Prof. Pieniążek clearly admitted this in his memoirs (Pamiętnik Sadownika p. 159, Warszawa 1997, reprinted in 2000. Ed. Fundacja Rozwój SGGW, Warszawa, Poland), saying that “if someone would like to analyze my existence I may tell him that being in favor of Lysenko theory was the darkest page of my life.” However, there are many pages in a human life, and to be impartial one should analyze all of them.
deJong-Lambert has not been impartial in portraying the personality of Prof. Pieniążek and the role of the Research Institute in the development of fruit growing science in Poland. The whole text written by deJong-Lambert has the character of a sensational story, but, out of 17 published pages, as many as ten (404, 405, 406, 407, 408, 409, 415, 416, 419) simply present a summary of Pieniążek’s memoirs, as first published in 1997.
A historian should interpret history according to the facts. The facts concerning the first years of the Reasearch Institute were presented to deJong-Lambert during his meeting in June 2007 with several employees working for the institute since its establishment in 1951, and some others employed years later. Professor Pieniążek was a great personality, and able to admit what mistakes he made during his lifetime. However, deJong-Lambert cannot correct his unjustified opinion on Prof. Pieniążek and the Research Institute. We consider his article as libelous, because it neglects Prof Pieniążek fantastic life-achievements.
It is definitely not true that the Research Institute of Pomology was the centre of Michurinist research in Poland, as was suggested by deJong-Lambert. The Institute was founded by the Ministry of Agriculture in Skierniewice in 1951; Prof. Pieniążek became its first director, and guid it until his retirement in 1983.
The first research program put forward by Prof. Pieniążek as early as 1949, included the following targets: introduction of new apple cultivars from the USA, chemical fruit thinning, regular bearing of apples, and elimination of intercrops from orchards. There was no Michurinist research in the program. The results of the research for the years 1951– 1956 were summarized at the International Conference held in Skierniewice in 1956 with the attendance of 15 scientists from Eastern countries and the same number from Western countries.

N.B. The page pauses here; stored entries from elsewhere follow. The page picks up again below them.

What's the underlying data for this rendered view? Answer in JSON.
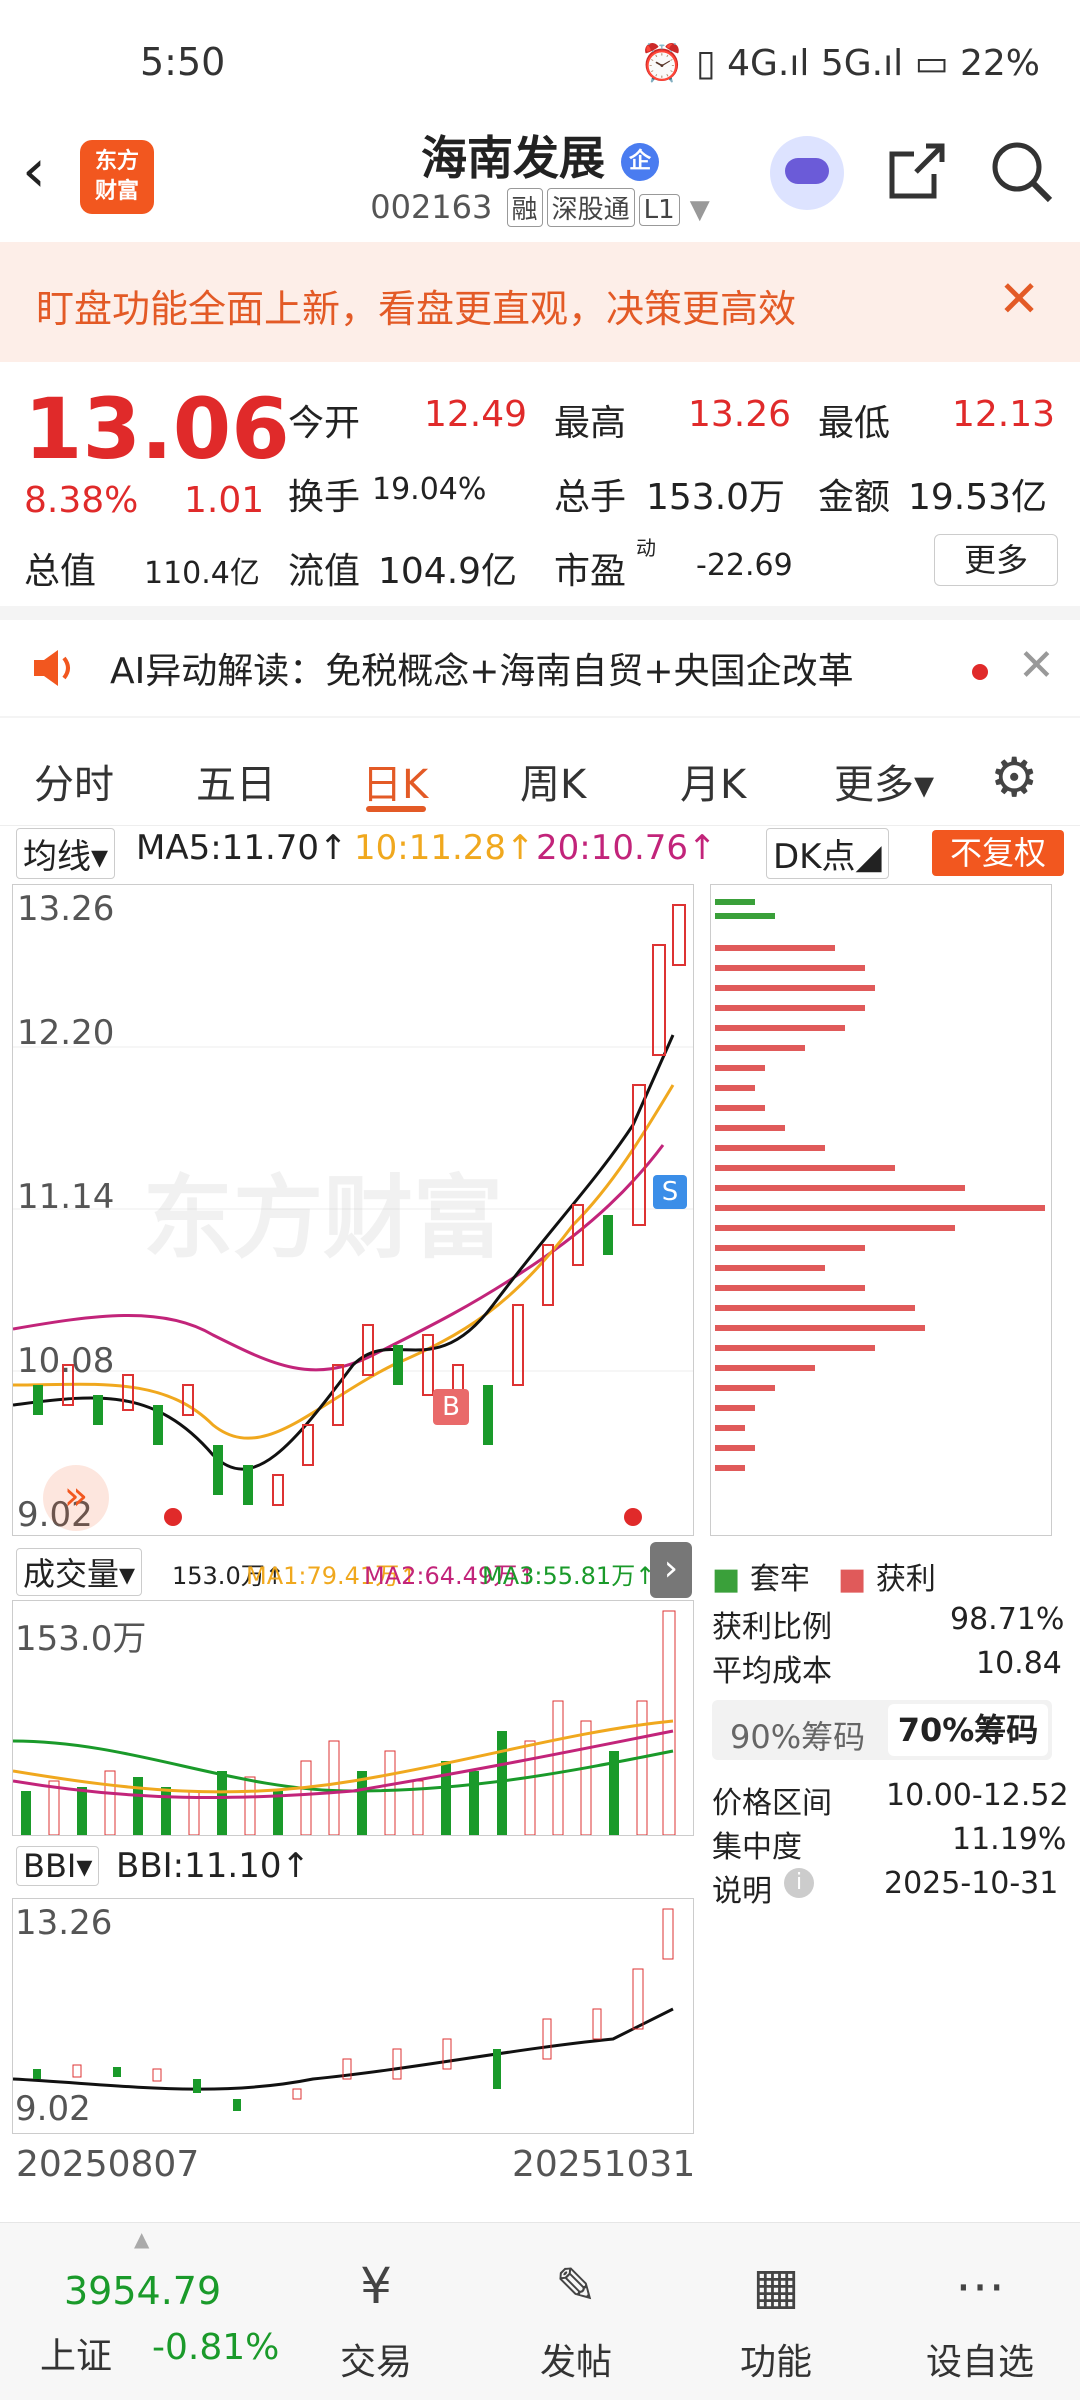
{
  "status_bar": {
    "time": "5:50",
    "right": "⏰ ▯ 4G.ıl 5G.ıl ▭ 22%"
  },
  "header": {
    "logo_line1": "东方",
    "logo_line2": "财富",
    "title": "海南发展",
    "title_badge": "企",
    "code": "002163",
    "tags": [
      "融",
      "深股通",
      "L1"
    ]
  },
  "banner": {
    "text": "盯盘功能全面上新，看盘更直观，决策更高效",
    "close": "✕"
  },
  "quote": {
    "price": "13.06",
    "change_pct": "8.38%",
    "change": "1.01",
    "open_label": "今开",
    "open": "12.49",
    "high_label": "最高",
    "high": "13.26",
    "low_label": "最低",
    "low": "12.13",
    "turnover_label": "换手",
    "turnover": "19.04%",
    "volume_label": "总手",
    "volume": "153.0万",
    "amount_label": "金额",
    "amount": "19.53亿",
    "mktcap_label": "总值",
    "mktcap": "110.4亿",
    "float_label": "流值",
    "float": "104.9亿",
    "pe_label": "市盈",
    "pe_sup": "动",
    "pe": "-22.69",
    "more": "更多"
  },
  "ai": {
    "text": "AI异动解读：免税概念+海南自贸+央国企改革"
  },
  "tabs": [
    "分时",
    "五日",
    "日K",
    "周K",
    "月K",
    "更多▾"
  ],
  "active_tab": "日K",
  "ma": {
    "selector": "均线▾",
    "ma5": "MA5:11.70↑",
    "ma10": "10:11.28↑",
    "ma20": "20:10.76↑",
    "dk": "DK点◢",
    "fq": "不复权"
  },
  "kline_axis": [
    "13.26",
    "12.20",
    "11.14",
    "10.08",
    "9.02"
  ],
  "volume_row": {
    "selector": "成交量▾",
    "vol": "153.0万↑",
    "ma1": "MA1:79.41万↑",
    "ma2": "MA2:64.49万↑",
    "ma3": "MA3:55.81万↑",
    "axis_top": "153.0万"
  },
  "bbi_row": {
    "selector": "BBI▾",
    "bbi": "BBI:11.10↑",
    "axis_top": "13.26",
    "axis_bottom": "9.02"
  },
  "dates": {
    "start": "20250807",
    "end": "20251031"
  },
  "chip": {
    "legend_trapped": "套牢",
    "legend_profit": "获利",
    "profit_ratio_label": "获利比例",
    "profit_ratio": "98.71%",
    "avg_cost_label": "平均成本",
    "avg_cost": "10.84",
    "tab90": "90%筹码",
    "tab70": "70%筹码",
    "range_label": "价格区间",
    "range": "10.00-12.52",
    "concentration_label": "集中度",
    "concentration": "11.19%",
    "note_label": "说明",
    "note": "2025-10-31"
  },
  "markers": {
    "b": "B",
    "s": "S"
  },
  "watermark": "东方财富",
  "bottom": {
    "index_value": "3954.79",
    "index_name": "上证",
    "index_change": "-0.81%",
    "items": [
      "交易",
      "发帖",
      "功能",
      "设自选"
    ]
  }
}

The well-known English scientist, Prof. L.C. Luckwill, afterwards published an article in „Nature,” describing the development of fruit research in Poland, in the years 1951–1956. We regret that deLong-Lambert did not notice the research program of that period and the events following.
Prof. Pieniążek opened the world to young Polish scientists, and opened their minds by sending them abroad during his directorship, mostly to the USA, but also to England, France, Belgium, Sweden, and other “Western countries.” Within his “private” cooperation with the Church of the Brethren, which started in 1948 (suspended for some time during cold war period), about 1,100 scientists (not only from the Research Institute of Pomology, but also from other Polish institutes and universities) were sent to the USA, usually for one year of training at American universities and fruit farms. Several Americans also came as exchanges to Poland. The name of Prof. Pieniążek opened the doors of prominent universities and research institutes all over the Western World. In 1983, Prof. Pieniążek was awarded a Ph. D., honoris causa, from Bonn University regarding his achievements in fruit science. Professor Pieniążek was also awarded by French medal. In the presence of Polish political authorities, he expressed his special thankfulness. Considering where the medal comes from, and referring to the political system we had at that time, in regarding the possible changes foreseen he said: “the Cloister will last longer than the Prior.” It was a far-sighted speech. We have no political regime, and from a far distance, we see that Prof. Pieniążek also contributed to our freedom.
For all those who knew Professor Pieniążek, he will always be a great man, one who cannot be judged by the standards of William deJong-Lambert. Prof. Pieniążek was a noble man, a guiding light for many of us, and we will always defend his good name.
Research Institute of Pomology and Floriculture employees.